The environment department Defra has issued a serious warning to pregnant women to avoid sheep during lambing time because of the danger of disease which can cause them to miscarry their babies.
Such risks have been understood in farming circles for many generations but the department is concerned that, as part of country lore, they might be dismissed as old wives’ tales by newcomers to sheep farming - or even women who take their children on visits to modern “petting” farms.
One sheep disease which has long been associated with human miscarriage is scapie, which some believe may have been the root cause of mad cow disease (BSE). There is also a theory that ancient legends of village “Simple Simons” may have been caused by brain damage caused to human babies whilst still in the womb by sheep-carried disease.
To avoid the possible risk of infection, pregnant women are advised that they should:
- Not help to lamb or milk ewes.
- Avoid contact with aborted or new-born lambs or with the afterbirth, birthing fluids or materials (e.g. bedding) contaminated by such birth products.
- Avoid handling (including washing) clothing, boots or any materials that may have come into contact with ewes, lambs or afterbirth.
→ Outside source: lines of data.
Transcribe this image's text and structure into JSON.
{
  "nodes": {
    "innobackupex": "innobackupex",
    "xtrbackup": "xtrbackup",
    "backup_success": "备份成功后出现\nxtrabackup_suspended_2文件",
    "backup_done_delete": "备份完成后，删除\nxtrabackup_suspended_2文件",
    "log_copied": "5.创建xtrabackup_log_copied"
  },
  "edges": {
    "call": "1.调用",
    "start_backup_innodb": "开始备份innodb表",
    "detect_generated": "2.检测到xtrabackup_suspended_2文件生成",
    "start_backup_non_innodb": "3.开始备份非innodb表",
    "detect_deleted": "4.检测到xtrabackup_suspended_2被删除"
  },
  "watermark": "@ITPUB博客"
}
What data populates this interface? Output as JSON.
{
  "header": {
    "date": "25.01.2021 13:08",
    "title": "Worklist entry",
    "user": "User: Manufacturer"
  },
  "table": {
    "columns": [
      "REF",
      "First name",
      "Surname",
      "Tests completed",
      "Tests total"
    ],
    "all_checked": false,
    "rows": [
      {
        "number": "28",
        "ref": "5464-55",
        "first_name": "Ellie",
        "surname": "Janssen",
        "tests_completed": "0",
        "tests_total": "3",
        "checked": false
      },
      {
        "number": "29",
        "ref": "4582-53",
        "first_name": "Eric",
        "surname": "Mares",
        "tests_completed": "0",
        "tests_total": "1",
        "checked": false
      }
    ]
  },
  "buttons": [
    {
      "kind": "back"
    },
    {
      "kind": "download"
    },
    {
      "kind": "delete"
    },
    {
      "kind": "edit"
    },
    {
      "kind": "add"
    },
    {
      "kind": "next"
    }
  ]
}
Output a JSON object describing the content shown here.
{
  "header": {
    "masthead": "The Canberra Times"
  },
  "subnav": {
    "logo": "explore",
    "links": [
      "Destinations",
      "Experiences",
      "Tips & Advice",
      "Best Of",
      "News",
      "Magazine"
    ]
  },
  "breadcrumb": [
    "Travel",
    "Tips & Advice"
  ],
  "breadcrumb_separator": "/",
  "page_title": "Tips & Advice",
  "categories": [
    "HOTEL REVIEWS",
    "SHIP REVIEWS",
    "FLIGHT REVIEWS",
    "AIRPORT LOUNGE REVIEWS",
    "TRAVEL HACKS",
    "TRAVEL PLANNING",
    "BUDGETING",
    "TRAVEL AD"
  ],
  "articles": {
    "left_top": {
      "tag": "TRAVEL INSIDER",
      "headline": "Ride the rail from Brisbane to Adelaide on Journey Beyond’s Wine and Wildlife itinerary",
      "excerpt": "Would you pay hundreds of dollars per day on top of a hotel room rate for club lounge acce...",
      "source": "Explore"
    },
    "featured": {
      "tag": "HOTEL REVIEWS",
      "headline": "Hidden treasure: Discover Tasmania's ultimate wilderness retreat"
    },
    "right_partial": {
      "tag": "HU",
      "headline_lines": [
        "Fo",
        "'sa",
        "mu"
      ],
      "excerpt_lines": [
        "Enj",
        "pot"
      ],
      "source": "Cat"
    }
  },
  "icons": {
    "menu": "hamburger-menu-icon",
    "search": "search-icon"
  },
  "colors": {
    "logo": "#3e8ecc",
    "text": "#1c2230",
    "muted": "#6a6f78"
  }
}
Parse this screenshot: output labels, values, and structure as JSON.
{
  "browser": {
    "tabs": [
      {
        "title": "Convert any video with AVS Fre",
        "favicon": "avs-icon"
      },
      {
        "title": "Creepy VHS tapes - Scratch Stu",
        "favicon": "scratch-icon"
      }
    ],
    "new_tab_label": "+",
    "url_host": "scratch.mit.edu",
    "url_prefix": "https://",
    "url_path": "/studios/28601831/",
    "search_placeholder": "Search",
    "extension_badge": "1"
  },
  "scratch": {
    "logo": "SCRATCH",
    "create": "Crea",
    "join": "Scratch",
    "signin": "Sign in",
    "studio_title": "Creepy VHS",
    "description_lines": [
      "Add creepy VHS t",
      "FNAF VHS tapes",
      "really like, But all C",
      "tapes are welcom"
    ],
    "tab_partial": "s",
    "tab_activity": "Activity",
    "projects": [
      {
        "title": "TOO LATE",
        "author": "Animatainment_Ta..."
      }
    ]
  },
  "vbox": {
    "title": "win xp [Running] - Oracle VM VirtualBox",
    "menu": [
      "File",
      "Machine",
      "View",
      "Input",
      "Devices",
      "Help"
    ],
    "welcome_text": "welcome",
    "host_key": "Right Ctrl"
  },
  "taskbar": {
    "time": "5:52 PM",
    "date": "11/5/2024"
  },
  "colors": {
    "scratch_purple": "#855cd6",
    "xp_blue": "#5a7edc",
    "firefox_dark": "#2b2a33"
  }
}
- Ensure partners attending lambing ewes take appropriate health and hygiene precautions, including the wearing of personal protective equipment and adequate washing to remove any potential contamination.
- Pregnant women should seek medical advice if they experience fever or influenza-like symptoms, or if concerned that they could have acquired infection from a farm environment.
- Farmers have a responsibility to minimise the risks to pregnant women, including members of their family, the public and professional staff visiting farms.